The car lost a star because of marginal performance in its ability to avoid a rear-end impact with vehicles in front.
Venue is covered by a 5-year unlimited kilometre warranty, with 12-month roadside assistance which extends with each service, provided it is with Hyundai.
Service intervals are pegged at 12 months/15,000km and lifetime capped price servicing is available.
What’s it go like?
Venue aspires to be fun and funky like a lot of tiddlers.
But it’s more fugly than funky, with its weird-looking front and over and under lights.
It looks okay up close, but not so good from a distance.
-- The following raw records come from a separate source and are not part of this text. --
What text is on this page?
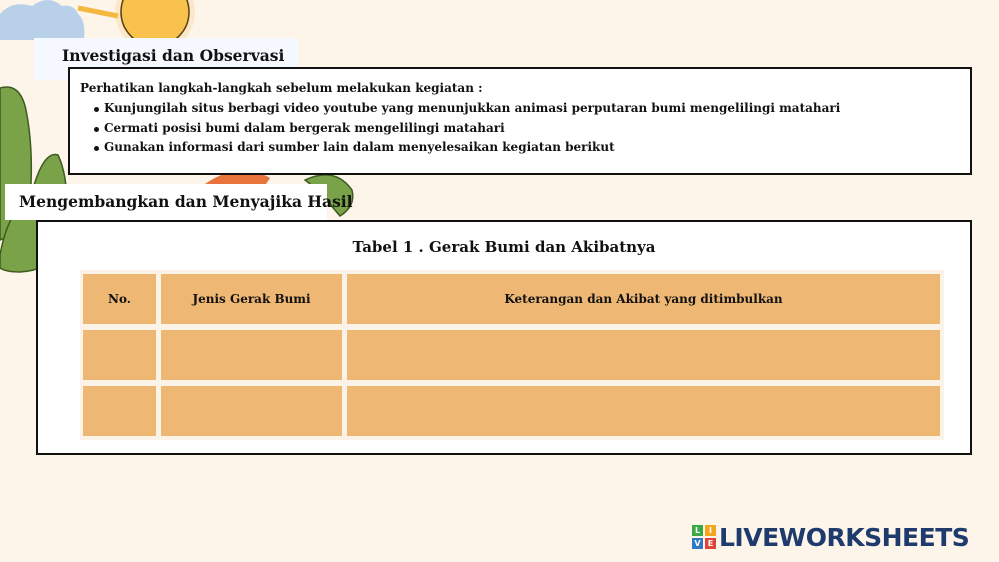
Investigasi dan Observasi
Perhatikan langkah-langkah sebelum melakukan kegiatan :
Kunjungilah situs berbagi video youtube yang menunjukkan animasi perputaran bumi mengelilingi matahari
Cermati posisi bumi dalam bergerak mengelilingi matahari
Gunakan informasi dari sumber lain dalam menyelesaikan kegiatan berikut
Mengembangkan dan Menyajika Hasil
Tabel 1 . Gerak Bumi dan Akibatnya
No.	Jenis Gerak Bumi	Keterangan dan Akibat yang ditimbulkan
L	I
V E LIVEWORKSHEETS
Hopefully, this faux pas will be addressed at some stage.
Motivation comes from a non-turbo 1.6-litre petrol engine with old-time multi-point injection that produces 90kW of power at 6300 rpm and 151Nm of torque at 4850 rpm.
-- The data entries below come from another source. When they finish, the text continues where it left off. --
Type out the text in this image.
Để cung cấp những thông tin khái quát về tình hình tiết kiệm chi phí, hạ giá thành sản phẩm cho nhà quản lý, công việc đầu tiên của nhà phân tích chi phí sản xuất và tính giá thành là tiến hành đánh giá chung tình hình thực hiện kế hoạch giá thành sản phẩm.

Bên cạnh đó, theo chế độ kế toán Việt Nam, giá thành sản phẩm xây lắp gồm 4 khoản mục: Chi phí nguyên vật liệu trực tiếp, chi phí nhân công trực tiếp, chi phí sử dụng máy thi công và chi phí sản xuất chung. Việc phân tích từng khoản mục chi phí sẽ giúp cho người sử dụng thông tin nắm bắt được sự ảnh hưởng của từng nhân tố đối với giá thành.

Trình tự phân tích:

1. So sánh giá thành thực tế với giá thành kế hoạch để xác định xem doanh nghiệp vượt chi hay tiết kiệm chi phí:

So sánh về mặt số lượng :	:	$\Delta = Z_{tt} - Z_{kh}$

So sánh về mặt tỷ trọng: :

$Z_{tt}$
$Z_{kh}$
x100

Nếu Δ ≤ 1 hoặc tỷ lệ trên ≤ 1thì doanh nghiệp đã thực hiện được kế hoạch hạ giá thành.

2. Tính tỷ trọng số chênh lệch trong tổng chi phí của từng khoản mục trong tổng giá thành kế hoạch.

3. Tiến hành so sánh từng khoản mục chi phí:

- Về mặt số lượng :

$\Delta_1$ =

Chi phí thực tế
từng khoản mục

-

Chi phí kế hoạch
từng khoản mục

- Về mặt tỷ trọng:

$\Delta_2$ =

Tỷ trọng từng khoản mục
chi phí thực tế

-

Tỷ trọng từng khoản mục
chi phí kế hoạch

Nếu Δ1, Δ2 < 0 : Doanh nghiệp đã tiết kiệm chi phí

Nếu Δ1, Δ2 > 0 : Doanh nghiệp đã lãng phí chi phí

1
Drive is to the front wheels through a six-speed automatic transmission.
You can change gears manually using the transmission lever, but steering wheel change paddles are not provided.
There’s three drive modes from which to choose (Normal, Eco, Sport) plus a further three traction modes (Snow, Mud, Sand), both selected via a central rotary/push button knob.
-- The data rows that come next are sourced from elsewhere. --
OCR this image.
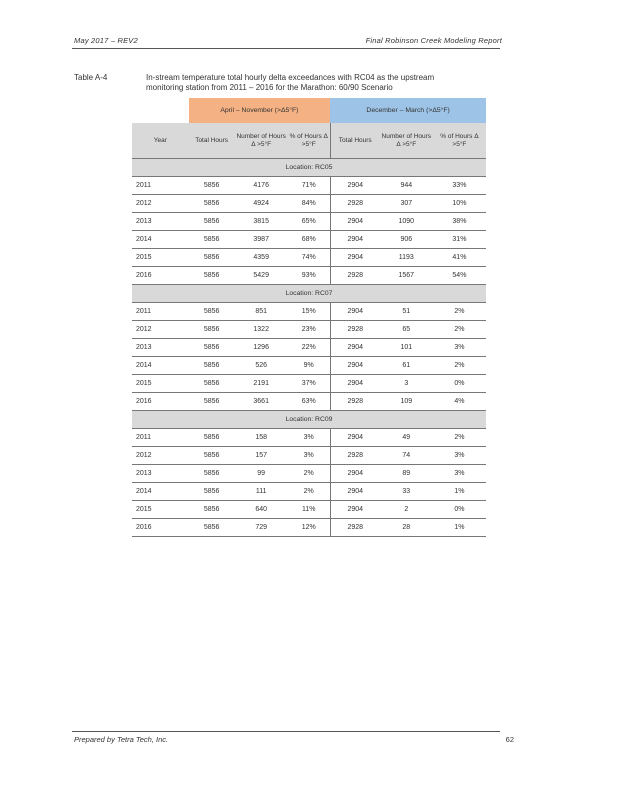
May 2017 – REV2	Final Robinson Creek Modeling Report
Table A-4	In-stream temperature total hourly delta exceedances with RC04 as the upstream monitoring station from 2011 – 2016 for the Marathon: 60/90 Scenario
	April – November (>Δ5°F)			December – March (>Δ5°F)		
Year	Total Hours	Number of Hours Δ >5°F	% of Hours Δ >5°F	Total Hours	Number of Hours Δ >5°F	% of Hours Δ >5°F
Location: RC05						
2011	5856	4176	71%	2904	944	33%
2012	5856	4924	84%	2928	307	10%
2013	5856	3815	65%	2904	1090	38%
2014	5856	3987	68%	2904	906	31%
2015	5856	4359	74%	2904	1193	41%
2016	5856	5429	93%	2928	1567	54%
Location: RC07						
2011	5856	851	15%	2904	51	2%
2012	5856	1322	23%	2928	65	2%
2013	5856	1296	22%	2904	101	3%
2014	5856	526	9%	2904	61	2%
2015	5856	2191	37%	2904	3	0%
2016	5856	3661	63%	2928	109	4%
Location: RC09						
2011	5856	158	3%	2904	49	2%
2012	5856	157	3%	2928	74	3%
2013	5856	99	2%	2904	89	3%
2014	5856	111	2%	2904	33	1%
2015	5856	640	11%	2904	2	0%
2016	5856	729	12%	2928	28	1%
Prepared by Tetra Tech, Inc.	62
But with a mere 170mm of ground clearance we wouldn’t be taking it off road any time soon.
One of the big attractions of this car is ease of getting in and out, something that will be appreciated by older buyers.
Once inside it has stacks of headroom too, even with a sunroof fitted.
Venue is simple to operate and super easy to drive which should also endear it to oldies.
The driver’s seat is height adjustable and the steering wheel is both reach and height adjustable.
Analogue dials have made way for a digital instrument cluster, with a small centre area that can be configured and choice of three colour schemes.
The 1.6-litre four cylinder engine makes a fist of it, but with just 151Nm of torque, it’s never going to set the world on fire.
Bear in mind, however, that the car weighs only 1200kg which partially compensates for this.
With another 20Nm of torque, the 1.0-litre three cylinder turbo found in the Picanto might be a better choice?
This is offered with Kia’s slightly more expensive Stonic but it comes at a price.
At just over four metres in length, Venue shines around town where it is easy to drive and park and the engine comes under no pressure.
Steering is sharp and light, and combined with compact dimensions, makes low speed manoeuvring a piece of cake.
While Venue can keep up with traffic on the motorway, it never really feels relaxed in this environment.
More surprisingly, however, was the way the transmission began hunting between gears.
This was in the 100-110km/h speed range with cruise control engaged, where it constantly switched between gears on reasonably flat terrain.
The thing tends to become a bit breathless and lacks punch around 110km/h, making overtaking problematic most of the time.
Gear hunting used to be a thing with four-speed autos when they ran out of options on hills, but never on the flat.
Ride quality is firmish, but not uncomfortable, though it can become drummy on coarse bitumen.
With a short wheelbase, speed humps are the enemy because the front doesn’t get time to settle before the rear wheels lift.One thing missing from the mix that we have come to appreciate in more recent times is adaptive cruise control.
The small boot hides a two level floor, with 355 litres of cargo capacity.
With a 45-litre tank, Venue uses standard 91 unleaded with fuel consumption a claimed 7.2L/100km.
We were getting as low as 6.5L/100km but finished on 7.6L after more than 300km. The long term average was showing at 7.0L/100km.
That’s a good result considering the engine’s size and lack of sophistication, but it could be better.
What we like?
Easy to drive
Doesn’t use much fuel
What we don’t like?
Doors swing closed on a slope
The bottom line?
Venue is basically a good jigger (journo talk for okay).
It represents a cheap and cheerful solution to transport if you’re not in the market for something fancy.
The boxy design delivers a spacious cabin, with easy access, although rear legroom could be an issue, so be sure to try it on for size.
Importantly, it provides high levels of safety and doesn’t use much fuel unless you flog it — but is best confined to city use rather than venturing out onto the open road.